If the 1990s and 2000s were the era of business applications, then the 2010s are shaping up to be the age of analytics. At least, this is what a number of vendors would have us believe.
In 2010, IBM continued to push its ‘Smart Planet’ vision, which portrays the future of business management – and society at large – as data intensive and highly analytical.
“The knowledge of the world, the flow of markets, the pulse of societies… can be turned into intelligence, because we now have the processing power and advanced analytics to make sense of it all,” said IBM CEO Sam Palmisano at the start of the year, in a speech heralding the ‘decade of smart’. “With this knowledge we can reduce cost and waste, improve efficiency and productivity, and raise the quality of everything from our products to our companies to our cities.”
Of course, the computing giant hopes that in realising this vision, businesses and governments will buy components of its ever-widening array of analytical technologies. In 2010, it added to this roster with the acquisitions of web analytics provider Coremetrics and data warehousing appliance vendor Netezza.

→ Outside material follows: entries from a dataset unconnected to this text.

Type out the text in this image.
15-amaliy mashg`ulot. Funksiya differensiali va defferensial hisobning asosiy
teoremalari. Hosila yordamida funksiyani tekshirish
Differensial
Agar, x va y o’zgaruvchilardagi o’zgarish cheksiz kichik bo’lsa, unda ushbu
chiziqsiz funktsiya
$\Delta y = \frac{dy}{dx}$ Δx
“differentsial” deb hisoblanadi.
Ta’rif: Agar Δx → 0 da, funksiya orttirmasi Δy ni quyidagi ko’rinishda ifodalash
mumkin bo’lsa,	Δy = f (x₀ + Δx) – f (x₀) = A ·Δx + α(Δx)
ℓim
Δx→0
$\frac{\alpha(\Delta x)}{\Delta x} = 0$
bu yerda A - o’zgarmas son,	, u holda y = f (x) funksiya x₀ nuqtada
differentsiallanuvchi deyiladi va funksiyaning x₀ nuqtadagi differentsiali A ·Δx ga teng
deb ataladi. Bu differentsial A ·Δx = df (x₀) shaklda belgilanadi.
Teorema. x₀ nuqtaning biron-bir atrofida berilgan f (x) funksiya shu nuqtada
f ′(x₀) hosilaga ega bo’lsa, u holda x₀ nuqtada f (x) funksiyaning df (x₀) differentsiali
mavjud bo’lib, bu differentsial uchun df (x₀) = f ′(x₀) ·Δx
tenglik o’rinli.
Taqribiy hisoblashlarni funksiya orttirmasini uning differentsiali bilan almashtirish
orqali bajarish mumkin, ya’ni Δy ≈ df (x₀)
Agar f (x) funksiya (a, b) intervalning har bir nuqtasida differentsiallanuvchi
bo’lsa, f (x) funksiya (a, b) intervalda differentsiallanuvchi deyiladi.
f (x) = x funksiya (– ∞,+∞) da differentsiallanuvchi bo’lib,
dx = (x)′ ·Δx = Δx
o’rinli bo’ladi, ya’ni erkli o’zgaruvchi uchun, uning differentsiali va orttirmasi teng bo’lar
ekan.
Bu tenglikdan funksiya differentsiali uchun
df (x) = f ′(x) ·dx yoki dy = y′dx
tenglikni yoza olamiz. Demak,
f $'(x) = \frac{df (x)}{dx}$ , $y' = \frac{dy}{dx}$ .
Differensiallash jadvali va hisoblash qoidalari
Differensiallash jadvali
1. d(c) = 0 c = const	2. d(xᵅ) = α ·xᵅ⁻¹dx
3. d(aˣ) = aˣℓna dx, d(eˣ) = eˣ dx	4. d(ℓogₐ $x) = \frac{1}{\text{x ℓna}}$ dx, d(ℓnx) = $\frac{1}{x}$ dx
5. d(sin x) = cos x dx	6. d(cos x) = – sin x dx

IBM is not the only IT giant that sees opportunity in analytics. Systems giant Oracle is pitching its Exadata appliances – built on technology it acquired along with Sun Microsystems at the start of the year – as a direct competitor to IBM’s analytics systems, while storage vendor EMC’s acquisition of data warehousing appliance vendor Greenplum in July 2010 brought that company into the fray.
Applications vendor SAP, meanwhile, announced the forthcoming release of HANA, an analytics appliance built in part on technology it achieved as part of its May acquisition of Sybase.
Appetite for data warehousing systems – which are typically used to compile all the data a business needs to analyse – is certainly growing. According to analyst company The 451 Group, the data warehousing market will increase 11.5% each year to reach a total value of $13.2 billion in 2015.
But what about the business intelligence tools that organisations use to interrogate and analyse the contents of those data warehouses?
The Effective IT Survey found that only 6.2% of respondents adopted a corporate-wide BI platform in the past year. And according to market analyst IDC’s estimates, the market for BI tools is growing at just over half the rate of the data warehouse market (as estimated by The 451 Group). The combined market for BI tools will grow 6.9% each year to reach $11.3 billion in 2014, IDC predicts.
A little more insight into the BI adoption trends can be gleaned from the recent success of open source BI software vendors. Jaspersoft, for example, was named the fastest-growing vendor in the BI space by analyst company Gartner in April 2010, while Pentaho predicted 150% growth for the year. Both companies are much smaller than the established vendors such as SAS, SAP and IBM, but BI growth for those vendors was sluggish at best.
There are a number of reasons for the success of open source BI suppliers, including the growing acceptability of open source software in the enterprise and budgetary constraints on the IT department.
But the fact that open source providers can make inroads into the market also suggests a degree of commoditisation in conventional BI technology. When there is little to separate the available options, businesses may well plump for a ‘good enough’, cheap alternative (although neither Jaspersoft nor Pentaho would describe their software as such).
On the surface of it, this view of the BI tools space as a commoditising market seems at odds with IBM’s analytics-driven vision of the future. All it really means is that the traditional model of business intelligence, in which a data warehouse supports standard reports or dashboards, is well established enough to come under price pressure from low-cost suppliers.
Beyond that traditional model, however, there are all manner of innovative analytical technologies filtering through to the mainstream that promise businesses the ability to get more insight from their data.
Some of those innovations relate to the database that supports analytics. In-memory databases, while not themselves a new development, are becoming cheaper thanks to falling component prices. BI suppliers such as QlikTech and TIBCO Spotfire, whose tools are based on in-memory databases, argue that the speed of in-memory systems allows business users to explore company data without having to forewarn the IT department that they need a specific report. Now conventional BI vendors are catching on: SAP’s HANA, for example, is based on an in-memory system.
Another field of database-level innovation is massively parallel processing. Again, MPP – in which data processing jobs are broken down into chunks and conducted in parallel – is a technology that has been around for some time. Teradata, the company that arguably originated the data warehouse appliance market, has always used MPP in its systems.
The technology has seen a recent uptick in popularity, especially among web companies, as it allows them to analyse the behaviour of individual users, rather than having to extrapolate trends from a sample.
Changes are also under way at the user-interface end of BI systems. A popular fad for infographics and data visualisation coincided in 2010 with the rise of companies such as Tableau Software, a BI vendor whose tool visualisation software was designed by the man behind 3D animator Pixar’s rendering engine. Tableau grew sales by 123% year-on-year in the third financial quarter of the year.
Meanwhile, the continued rise of social media has provided businesses with a whole new data set through which to analyse customer behaviour.
The armoury of analytical tools available to businesses now stretches far beyond the tried and tested BI infrastructure. However, that businesses have the skills, the culture and even the inclination to exploit these tools is by no means a foregone conclusion.